I was writing this super heady crazy thing about how I was in New York and I woke up in this hotel room that I never intended to be in (with friends, not strangers, uh, to be clear), with all of these fuzzy feelings from nowhere because wine and meatballs are weird and kind of awesome in that way. And Occupy Wall Street was all over the television that I never turn on in the morning because I hate noise in the morning, but the person left with me in that room needs noise in the morning, because we're all so different, right?
And it reminded me that the previous day, before I beautifully ran into Diane, and then Neil and Amy, in the lobby , I had entirely intended to take myself down to the protest to shoot pictures of it for...some reason. Posterity? Documentation of something actually happening in a mostly reactive, crazed society? Yes, I guess. I mean, I live in the D.C. area. I've seen the Occupy D.C. site (the one before it moved, anyway.) I could shoot that. But New York, where Wall Street is, seemed a more important site to document.

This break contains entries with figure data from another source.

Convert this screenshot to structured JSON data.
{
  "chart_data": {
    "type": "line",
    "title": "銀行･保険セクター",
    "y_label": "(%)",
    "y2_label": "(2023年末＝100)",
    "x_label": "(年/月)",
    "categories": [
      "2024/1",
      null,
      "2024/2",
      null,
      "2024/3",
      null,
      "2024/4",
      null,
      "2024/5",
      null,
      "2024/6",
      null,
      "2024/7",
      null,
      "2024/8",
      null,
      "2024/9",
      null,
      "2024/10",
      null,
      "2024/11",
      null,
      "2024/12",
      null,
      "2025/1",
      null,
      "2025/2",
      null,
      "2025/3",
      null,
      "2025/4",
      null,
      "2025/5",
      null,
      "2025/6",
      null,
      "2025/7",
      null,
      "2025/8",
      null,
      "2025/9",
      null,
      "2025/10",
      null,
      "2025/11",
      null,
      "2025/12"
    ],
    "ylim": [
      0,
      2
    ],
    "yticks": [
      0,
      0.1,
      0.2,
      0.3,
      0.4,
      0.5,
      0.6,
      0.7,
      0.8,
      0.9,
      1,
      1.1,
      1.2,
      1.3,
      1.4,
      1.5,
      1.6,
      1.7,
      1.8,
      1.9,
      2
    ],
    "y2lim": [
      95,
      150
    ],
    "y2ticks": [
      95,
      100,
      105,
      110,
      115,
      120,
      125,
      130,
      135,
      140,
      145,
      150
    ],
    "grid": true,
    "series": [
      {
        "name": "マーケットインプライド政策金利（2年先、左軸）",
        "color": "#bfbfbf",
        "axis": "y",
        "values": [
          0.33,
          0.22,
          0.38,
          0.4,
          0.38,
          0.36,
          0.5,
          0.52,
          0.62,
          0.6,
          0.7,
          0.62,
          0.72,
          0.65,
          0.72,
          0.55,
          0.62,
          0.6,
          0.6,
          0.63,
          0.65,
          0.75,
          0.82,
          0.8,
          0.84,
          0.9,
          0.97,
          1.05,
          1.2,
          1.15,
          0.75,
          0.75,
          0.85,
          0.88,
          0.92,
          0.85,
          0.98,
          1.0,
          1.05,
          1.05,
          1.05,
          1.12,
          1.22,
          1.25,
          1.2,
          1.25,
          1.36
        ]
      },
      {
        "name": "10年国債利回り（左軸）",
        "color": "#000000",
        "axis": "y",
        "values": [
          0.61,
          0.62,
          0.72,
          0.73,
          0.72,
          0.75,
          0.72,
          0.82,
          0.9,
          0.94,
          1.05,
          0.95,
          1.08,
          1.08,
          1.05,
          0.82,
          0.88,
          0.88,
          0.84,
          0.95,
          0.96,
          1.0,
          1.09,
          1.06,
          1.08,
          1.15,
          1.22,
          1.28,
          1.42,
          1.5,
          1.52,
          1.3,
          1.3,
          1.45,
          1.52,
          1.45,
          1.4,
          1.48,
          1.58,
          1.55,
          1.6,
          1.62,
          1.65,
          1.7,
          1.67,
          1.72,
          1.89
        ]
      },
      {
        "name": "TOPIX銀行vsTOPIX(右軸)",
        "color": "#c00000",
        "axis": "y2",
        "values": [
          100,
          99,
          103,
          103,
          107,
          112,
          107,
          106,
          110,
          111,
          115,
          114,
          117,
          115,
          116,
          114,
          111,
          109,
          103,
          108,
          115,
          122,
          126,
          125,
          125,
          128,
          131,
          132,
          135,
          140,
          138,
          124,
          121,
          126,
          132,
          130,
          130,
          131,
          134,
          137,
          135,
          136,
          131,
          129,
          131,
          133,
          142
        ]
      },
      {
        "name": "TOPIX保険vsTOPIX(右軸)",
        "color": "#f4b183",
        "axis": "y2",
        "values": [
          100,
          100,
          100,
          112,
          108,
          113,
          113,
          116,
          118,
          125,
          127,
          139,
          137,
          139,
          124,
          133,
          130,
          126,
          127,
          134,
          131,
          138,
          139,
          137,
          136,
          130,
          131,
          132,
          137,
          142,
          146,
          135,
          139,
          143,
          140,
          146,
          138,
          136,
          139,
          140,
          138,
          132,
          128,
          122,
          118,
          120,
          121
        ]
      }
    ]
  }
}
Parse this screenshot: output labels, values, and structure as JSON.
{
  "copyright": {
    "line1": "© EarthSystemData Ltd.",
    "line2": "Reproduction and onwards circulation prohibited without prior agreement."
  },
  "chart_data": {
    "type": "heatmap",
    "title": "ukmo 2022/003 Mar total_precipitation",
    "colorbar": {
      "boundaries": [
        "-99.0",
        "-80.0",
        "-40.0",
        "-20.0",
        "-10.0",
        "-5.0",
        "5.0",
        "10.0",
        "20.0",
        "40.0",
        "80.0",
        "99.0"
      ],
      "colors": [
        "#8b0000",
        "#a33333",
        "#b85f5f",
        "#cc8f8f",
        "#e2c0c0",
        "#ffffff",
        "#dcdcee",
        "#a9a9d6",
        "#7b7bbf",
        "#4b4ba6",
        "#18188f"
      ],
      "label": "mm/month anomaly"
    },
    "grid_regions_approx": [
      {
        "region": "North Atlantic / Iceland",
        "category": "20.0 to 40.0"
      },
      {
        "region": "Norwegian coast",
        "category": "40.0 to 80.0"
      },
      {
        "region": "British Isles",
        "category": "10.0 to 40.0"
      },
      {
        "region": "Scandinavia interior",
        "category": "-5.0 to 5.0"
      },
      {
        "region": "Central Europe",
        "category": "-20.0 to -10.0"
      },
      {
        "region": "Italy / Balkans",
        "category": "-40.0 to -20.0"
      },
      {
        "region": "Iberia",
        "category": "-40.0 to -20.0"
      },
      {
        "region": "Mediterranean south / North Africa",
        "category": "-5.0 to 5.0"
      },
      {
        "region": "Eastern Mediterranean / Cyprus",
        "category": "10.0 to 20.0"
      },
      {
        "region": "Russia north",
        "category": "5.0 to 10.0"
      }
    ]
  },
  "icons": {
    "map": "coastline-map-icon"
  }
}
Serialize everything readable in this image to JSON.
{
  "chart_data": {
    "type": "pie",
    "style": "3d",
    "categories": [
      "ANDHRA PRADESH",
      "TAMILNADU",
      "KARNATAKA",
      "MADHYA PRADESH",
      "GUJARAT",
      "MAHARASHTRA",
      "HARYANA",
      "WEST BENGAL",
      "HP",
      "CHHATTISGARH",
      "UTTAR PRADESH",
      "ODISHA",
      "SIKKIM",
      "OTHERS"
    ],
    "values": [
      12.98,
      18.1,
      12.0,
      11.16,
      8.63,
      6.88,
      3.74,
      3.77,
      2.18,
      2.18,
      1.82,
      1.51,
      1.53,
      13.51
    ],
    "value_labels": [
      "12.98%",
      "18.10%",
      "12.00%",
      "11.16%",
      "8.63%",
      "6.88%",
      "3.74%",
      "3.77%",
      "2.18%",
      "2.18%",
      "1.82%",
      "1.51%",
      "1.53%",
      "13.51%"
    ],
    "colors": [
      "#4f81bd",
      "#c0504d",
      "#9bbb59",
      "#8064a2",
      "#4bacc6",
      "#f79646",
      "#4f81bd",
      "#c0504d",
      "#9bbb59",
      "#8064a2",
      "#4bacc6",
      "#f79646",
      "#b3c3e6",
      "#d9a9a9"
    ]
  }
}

Except then after a period of traveling I saw friends I never see, whose powerful words reach me through a medium that didn't exist until I was an adult, who matter to me in a distinct and powerful way that I don't always remember until I see their faces and bodies and hear their voices again. So I decided it was more important to stay in a hotel bar and talk to them about writing and their lives and what they wanted from tomorrow and whenever.
I was correct. It was, and they were, more important. It really was. I have not one regret.
But what was funny was when I ended up in that room the next day, with that news story playing, I muttered "civil disobedience" aloud when I heard it. I've always liked the concept, and how the phrase sounds. There's probably not enough of it. And I wasn't sure what it meant that I'd skipped observing a powerful display of it in action for a conference about how to write better, about how to put my voice into the world in some kind of constructive way, but I knew that that was all there was for me to do, for a number of reasons.
None of this is easy, really. This world, this country, our states and counties and on down to our individual lives. We do the best we can, for the most part.
I just know I woke up in that room happy, oddly comforted, and then someone turned on the television. There is a lot of noise.
We have to find our friends -- the people and spaces who and that will take care of our hearts and needs. We need to find the places where we can best spend our gifts, contribute whatever it is we're capable of and willing to give away. We have to find our refuge, no matter what anyone thinks, no matter what we thought it would look like before. I believe that now more than ever, even the parts that scare me.
I thought this was a midlife crisis, I really did. But what I think it is now is waking up. It's as harsh as every morning. It's as challenging as unfailingly fucking up my coffee beans to water ratio. It's the most essential thing, I think, that I've ever done.
I hate it and I love it. I don't know if you or anyone will like me on the other side, and the most perfect thing is that while I do still care about that, that I don't care about it the most. That's a big deal. Not to demean anyone who is sitting in a specific place to advance a much larger cause, but I think that's an occupation of something.